A second grader recounts his school calling in the police to stop his tantrum. A young girl repeatedly suspended by her school lowers her head in sorrow. A community confronts a seemingly-violent teen who lost his way.
Kevin Epps’ 2002 film Straight Outta Hunters Point pulled viewers through the painful churn of poverty in a historically black San Francisco neighborhood. In his newest film, Solutions not Suspensions, Epps shows viewers one systemic cause of poverty: kids who are suspended and sent out onto the streets, instead of embraced by their communities when they falter.
These students aren’t only held back by each other, they’re held back by their schools. Studies show African American and Latino students are disproportionately suspended compared to other ethnic groups, a topic we wrote about in our cover story “Suspending Judgement, [12/13].”

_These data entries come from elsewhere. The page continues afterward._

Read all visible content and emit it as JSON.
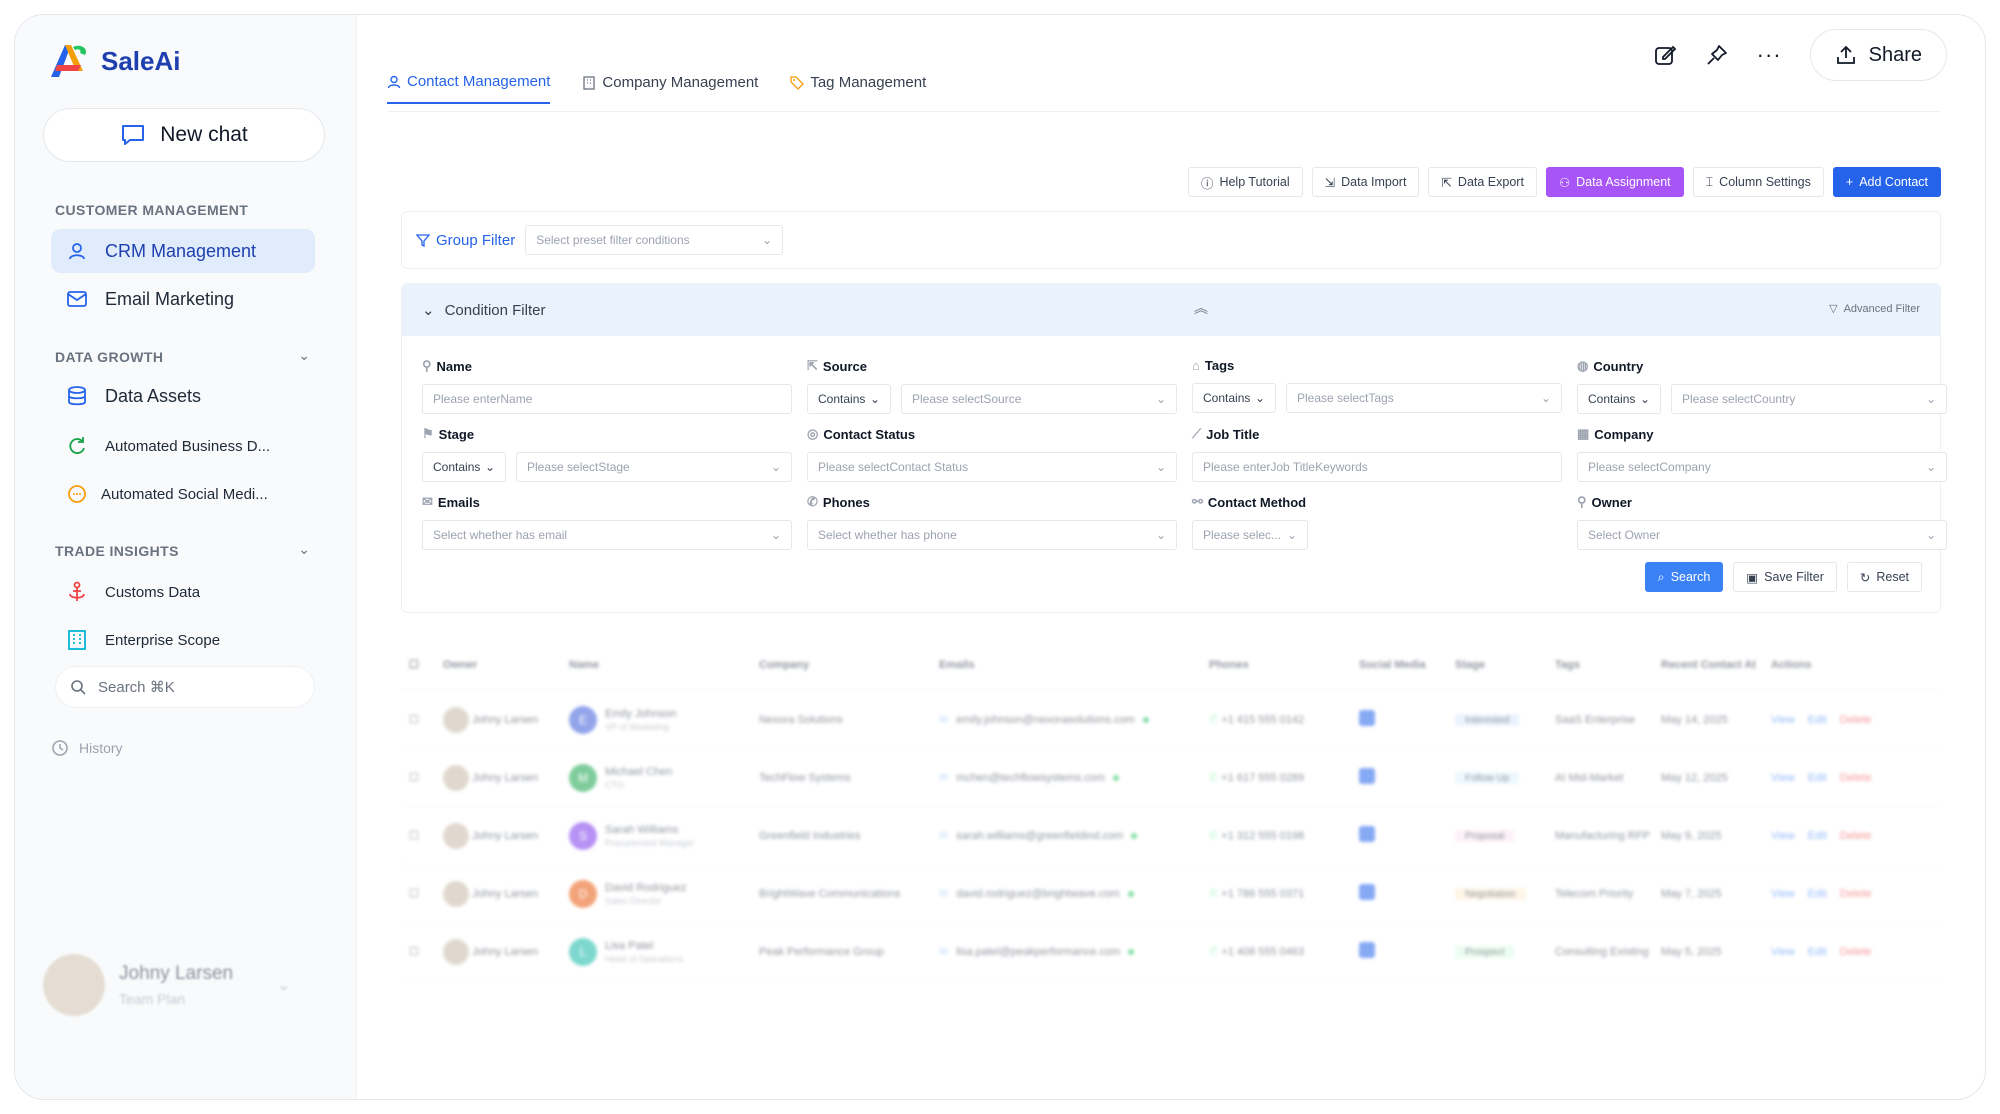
{
  "app": {
    "name": "SaleAi"
  },
  "sidebar": {
    "new_chat": "New chat",
    "customer_management": "CUSTOMER MANAGEMENT",
    "crm": "CRM Management",
    "email": "Email Marketing",
    "data_growth": "DATA GROWTH",
    "data_assets": "Data Assets",
    "auto_business": "Automated Business D...",
    "auto_social": "Automated Social Medi...",
    "trade_insights": "TRADE INSIGHTS",
    "customs": "Customs Data",
    "enterprise": "Enterprise Scope",
    "search": "Search ⌘K",
    "history": "History",
    "user_name": "Johny Larsen",
    "user_sub": "Team Plan"
  },
  "header": {
    "share": "Share"
  },
  "tabs": {
    "contact": "Contact Management",
    "company": "Company Management",
    "tag": "Tag Management"
  },
  "toolbar": {
    "help": "Help Tutorial",
    "import": "Data Import",
    "export": "Data Export",
    "assignment": "Data Assignment",
    "columns": "Column Settings",
    "add": "Add Contact"
  },
  "group_filter": {
    "label": "Group Filter",
    "placeholder": "Select preset filter conditions"
  },
  "condition_filter": {
    "title": "Condition Filter",
    "advanced": "Advanced Filter",
    "contains": "Contains",
    "name_label": "Name",
    "name_ph": "Please enterName",
    "source_label": "Source",
    "source_ph": "Please selectSource",
    "tags_label": "Tags",
    "tags_ph": "Please selectTags",
    "country_label": "Country",
    "country_ph": "Please selectCountry",
    "stage_label": "Stage",
    "stage_ph": "Please selectStage",
    "cstatus_label": "Contact Status",
    "cstatus_ph": "Please selectContact Status",
    "job_label": "Job Title",
    "job_ph": "Please enterJob TitleKeywords",
    "company_label": "Company",
    "company_ph": "Please selectCompany",
    "emails_label": "Emails",
    "emails_ph": "Select whether has email",
    "phones_label": "Phones",
    "phones_ph": "Select whether has phone",
    "method_label": "Contact Method",
    "method_ph": "Please selec...",
    "owner_label": "Owner",
    "owner_ph": "Select Owner",
    "search": "Search",
    "save": "Save Filter",
    "reset": "Reset"
  },
  "table": {
    "headers": {
      "owner": "Owner",
      "name": "Name",
      "company": "Company",
      "emails": "Emails",
      "phones": "Phones",
      "social": "Social Media",
      "stage": "Stage",
      "tags": "Tags",
      "recent": "Recent Contact At",
      "actions": "Actions"
    },
    "view": "View",
    "edit": "Edit",
    "delete": "Delete",
    "rows": [
      {
        "owner": "Johny Larsen",
        "initial": "E",
        "color": "#3b5bdb",
        "name": "Emily Johnson",
        "title": "VP of Marketing",
        "company": "Nexora Solutions",
        "email": "emily.johnson@nexorasolutions.com",
        "phone": "+1 415 555 0142",
        "stage": "Interested",
        "stage_color": "#dbeafe",
        "tag1": "SaaS",
        "tag2": "Enterprise",
        "date": "May 14, 2025"
      },
      {
        "owner": "Johny Larsen",
        "initial": "M",
        "color": "#16a34a",
        "name": "Michael Chen",
        "title": "CTO",
        "company": "TechFlow Systems",
        "email": "mchen@techflowsystems.com",
        "phone": "+1 617 555 0289",
        "stage": "Follow Up",
        "stage_color": "#e0f2fe",
        "tag1": "AI",
        "tag2": "Mid-Market",
        "date": "May 12, 2025"
      },
      {
        "owner": "Johny Larsen",
        "initial": "S",
        "color": "#7c3aed",
        "name": "Sarah Williams",
        "title": "Procurement Manager",
        "company": "Greenfield Industries",
        "email": "sarah.williams@greenfieldind.com",
        "phone": "+1 312 555 0198",
        "stage": "Proposal",
        "stage_color": "#fce7f3",
        "tag1": "Manufacturing",
        "tag2": "RFP",
        "date": "May 9, 2025"
      },
      {
        "owner": "Johny Larsen",
        "initial": "D",
        "color": "#ea580c",
        "name": "David Rodriguez",
        "title": "Sales Director",
        "company": "BrightWave Communications",
        "email": "david.rodriguez@brightwave.com",
        "phone": "+1 786 555 0371",
        "stage": "Negotiation",
        "stage_color": "#ffedd5",
        "tag1": "Telecom",
        "tag2": "Priority",
        "date": "May 7, 2025"
      },
      {
        "owner": "Johny Larsen",
        "initial": "L",
        "color": "#14b8a6",
        "name": "Lisa Patel",
        "title": "Head of Operations",
        "company": "Peak Performance Group",
        "email": "lisa.patel@peakperformance.com",
        "phone": "+1 408 555 0463",
        "stage": "Prospect",
        "stage_color": "#dcfce7",
        "tag1": "Consulting",
        "tag2": "Existing",
        "date": "May 5, 2025"
      }
    ]
  }
}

That’s now changing, and Epps’ film chronicles the efforts of Coleman Advocates and other youth groups to push the San Francisco Unified School District to implement Restorative Practices, a new form of discipline focusing on community-building as opposed to punishment.
The stakes are high. Though some argue students need punishment, the film (and Coleman Advocates) argue this is counter-intuitive. Suspensions don’t heal wounds, don’t address behavior, and exacerbate the school to prisons pipeline.
“I’m a troublemaker, I have a police record,” one girl in the film says, talking about how her teachers and counselors no longer trust her. “They don’t care about me now.”
Restorative Practices are a new set of rules for handling conflict in SFUSD schools, calling for students and teachers in disagreements to enter into restorative circles to discuss their differences. One of the most powerful moments in Solutions not Suspensions puts you right in the middle of one teen’s restorative circle.
A teenager sits in a room surrounded by teachers and his community. To his left is his crying mother, to his right is a man leading the restorative circle.
“I need for you to fall back a little bit from that man role in taking the lead,” the man tells the teen. “Just be a young man. Enjoy this journey to being a man. One thing I know is you love that woman right there so much.”
He points to the teens’ crying mom.
“I know you carry a heavy load sometimes,” he says. “You worry about her, you worry about your family, and worrying about your family may be behind the decisions in life you made. But you’ve got a network of people. You’ve got to let us know about that load.”
“You’ve got to tell us. You’ve got to tell us.”
Epps told the Guardian that the teen had gotten into fights at school. He came from a broken home and his mother had troubles with substance abuse. The fight, Epps said, “was his cry for help.”
And that’s the power of restorative practices, he said, it gives students help instead of sending them to the streets.
“Instead of suspending him they took him to the side,” Epps said. “They said ‘let’s talk about this.'”
Epps said Solutions not Suspensions has direct ties to his seminal film, Straight Outta Hunters Point, and its sequel. The kids suspended from schools, he said, were the same kids living in poverty and getting caught up in “mischievious things” in his other films.
“It’s a direct connection,” he said.
Solutions not Suspensions premieres tonight at th San Francisco Public Library Main Branch, in the Latino room, at 6pm. Coleman Advocates will then host the film on their website for viewing, and announce a number of subsequent showings.